Gabon : crise de confiance entre leaders syndicaux et base enseignante
Libreville, 19 janvier 2026 — La crise sociale dans le secteur de l’éducation met en lumière une fracture croissante entre les leaders syndicaux et une partie de leurs adhérents. Alors que la grève des enseignants se prolonge et que les négociations piétinent, certains enseignants questionnent la représentativité réelle de leurs responsables et leur capacité à traduire fidèlement les attentes du terrain.
Sur le terrain, plusieurs enseignants estiment ne plus se reconnaître dans les stratégies adoptées par leurs leaders. Si le dialogue direct avec le chef de l’État reste un objectif partagé, la radicalisation du mouvement et la logique du « tout ou rien » suscitent des interrogations. « Nous soutenons les revendications, mais nous ne sommes pas toujours consultés sur les décisions majeures », confie un enseignant du secondaire sous couvert d’anonymat. Ce sentiment alimente un décalage entre la base et les états-majors syndicaux.
La crise est renforcée par une opacité perçue dans les processus internes. Certains enseignants dénoncent un manque d’informations claires sur l’état des négociations, les concessions obtenues ou les perspectives de sortie de crise. Dans ce contexte, les rumeurs prennent le pas sur la communication officielle, fragilisant la cohésion du mouvement. Pour plusieurs observateurs, cette situation traduit un déficit de gouvernance syndicale, à un moment où l’unité devrait être un atout stratégique.
Du côté des leaders syndicaux, les critiques sont rejetées. Ils assurent agir dans l’intérêt collectif et rappellent que la pression reste, selon eux, le levier le plus efficace face à des autorités accusées de promesses non tenues. « Nous rendons compte à la base à travers nos structures et nos assemblées », affirme un responsable syndical, dénonçant toute tentative de division.
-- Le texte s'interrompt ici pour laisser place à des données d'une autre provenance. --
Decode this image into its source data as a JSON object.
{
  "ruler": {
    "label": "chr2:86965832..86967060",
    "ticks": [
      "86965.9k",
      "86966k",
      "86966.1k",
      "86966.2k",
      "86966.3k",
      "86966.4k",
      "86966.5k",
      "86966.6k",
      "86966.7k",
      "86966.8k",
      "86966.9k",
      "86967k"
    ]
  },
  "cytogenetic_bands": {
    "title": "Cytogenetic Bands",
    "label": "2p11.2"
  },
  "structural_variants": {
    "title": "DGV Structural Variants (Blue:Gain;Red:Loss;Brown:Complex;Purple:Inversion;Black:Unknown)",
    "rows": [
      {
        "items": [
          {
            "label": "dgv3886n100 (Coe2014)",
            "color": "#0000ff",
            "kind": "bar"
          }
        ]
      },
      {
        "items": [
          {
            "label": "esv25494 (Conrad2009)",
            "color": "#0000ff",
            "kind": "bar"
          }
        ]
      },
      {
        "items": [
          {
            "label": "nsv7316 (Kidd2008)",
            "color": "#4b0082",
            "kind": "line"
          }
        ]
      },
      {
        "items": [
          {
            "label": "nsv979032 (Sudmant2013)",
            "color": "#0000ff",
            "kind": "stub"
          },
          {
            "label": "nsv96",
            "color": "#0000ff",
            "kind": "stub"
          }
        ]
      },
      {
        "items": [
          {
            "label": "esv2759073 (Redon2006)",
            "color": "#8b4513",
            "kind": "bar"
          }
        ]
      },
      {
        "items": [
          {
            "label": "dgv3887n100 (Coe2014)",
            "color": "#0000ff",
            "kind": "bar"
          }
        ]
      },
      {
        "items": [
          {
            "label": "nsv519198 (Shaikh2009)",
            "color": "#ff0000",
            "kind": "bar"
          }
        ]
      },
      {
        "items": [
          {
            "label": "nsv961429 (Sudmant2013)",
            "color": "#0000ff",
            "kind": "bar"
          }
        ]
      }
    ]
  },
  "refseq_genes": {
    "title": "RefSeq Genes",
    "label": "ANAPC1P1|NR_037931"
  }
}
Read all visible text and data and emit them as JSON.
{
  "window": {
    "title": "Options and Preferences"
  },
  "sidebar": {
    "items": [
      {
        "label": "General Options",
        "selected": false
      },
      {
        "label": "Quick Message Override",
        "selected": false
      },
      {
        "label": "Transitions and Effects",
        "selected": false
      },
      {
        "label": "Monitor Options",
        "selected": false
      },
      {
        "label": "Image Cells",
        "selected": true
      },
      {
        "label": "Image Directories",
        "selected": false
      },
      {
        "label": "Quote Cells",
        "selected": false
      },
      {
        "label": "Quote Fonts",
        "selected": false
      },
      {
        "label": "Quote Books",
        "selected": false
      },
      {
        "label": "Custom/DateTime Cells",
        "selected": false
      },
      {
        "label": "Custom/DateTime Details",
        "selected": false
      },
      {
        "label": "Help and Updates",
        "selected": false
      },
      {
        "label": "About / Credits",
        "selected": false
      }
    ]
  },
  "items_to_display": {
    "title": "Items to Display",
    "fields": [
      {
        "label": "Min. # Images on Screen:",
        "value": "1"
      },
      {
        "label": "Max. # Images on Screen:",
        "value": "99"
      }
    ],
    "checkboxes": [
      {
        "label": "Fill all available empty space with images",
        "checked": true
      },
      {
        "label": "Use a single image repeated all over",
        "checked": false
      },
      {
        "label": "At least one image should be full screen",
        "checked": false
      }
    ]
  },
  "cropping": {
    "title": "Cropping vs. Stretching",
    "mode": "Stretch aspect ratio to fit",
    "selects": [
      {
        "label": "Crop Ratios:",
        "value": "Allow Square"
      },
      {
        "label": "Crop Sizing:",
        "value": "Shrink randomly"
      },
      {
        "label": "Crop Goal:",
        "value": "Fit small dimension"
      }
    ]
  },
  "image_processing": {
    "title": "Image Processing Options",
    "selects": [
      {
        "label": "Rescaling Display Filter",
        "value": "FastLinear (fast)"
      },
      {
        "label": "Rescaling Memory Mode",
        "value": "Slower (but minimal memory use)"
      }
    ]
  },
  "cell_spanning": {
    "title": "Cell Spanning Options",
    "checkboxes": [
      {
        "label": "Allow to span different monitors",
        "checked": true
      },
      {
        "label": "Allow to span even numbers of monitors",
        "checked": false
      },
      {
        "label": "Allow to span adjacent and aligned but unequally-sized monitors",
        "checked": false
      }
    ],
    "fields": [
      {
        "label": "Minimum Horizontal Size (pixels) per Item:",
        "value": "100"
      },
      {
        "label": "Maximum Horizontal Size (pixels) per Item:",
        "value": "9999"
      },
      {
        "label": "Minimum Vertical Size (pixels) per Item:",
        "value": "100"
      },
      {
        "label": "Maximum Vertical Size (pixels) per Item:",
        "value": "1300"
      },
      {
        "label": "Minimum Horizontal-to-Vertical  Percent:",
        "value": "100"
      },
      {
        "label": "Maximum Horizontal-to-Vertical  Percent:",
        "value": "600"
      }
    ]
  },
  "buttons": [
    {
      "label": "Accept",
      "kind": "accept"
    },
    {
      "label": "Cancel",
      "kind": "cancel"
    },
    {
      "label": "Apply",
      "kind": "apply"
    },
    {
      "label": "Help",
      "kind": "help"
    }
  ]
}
Une lecture qui ne convainc pas tous les grévistes, notamment ceux confrontés aux menaces de sanctions administratives.
Au-delà du conflit actuel, cette crise de confiance soulève une question plus large : celle de la représentativité syndicale dans un contexte social en mutation. Les syndicats restent des acteurs clés du dialogue social, mais leur légitimité dépend de leur capacité à écouter, informer et associer leur base. Faute de quoi, le risque est grand de voir s’installer un malaise durable, affaiblissant le mouvement revendicatif et la crédibilité du syndicalisme gabonais.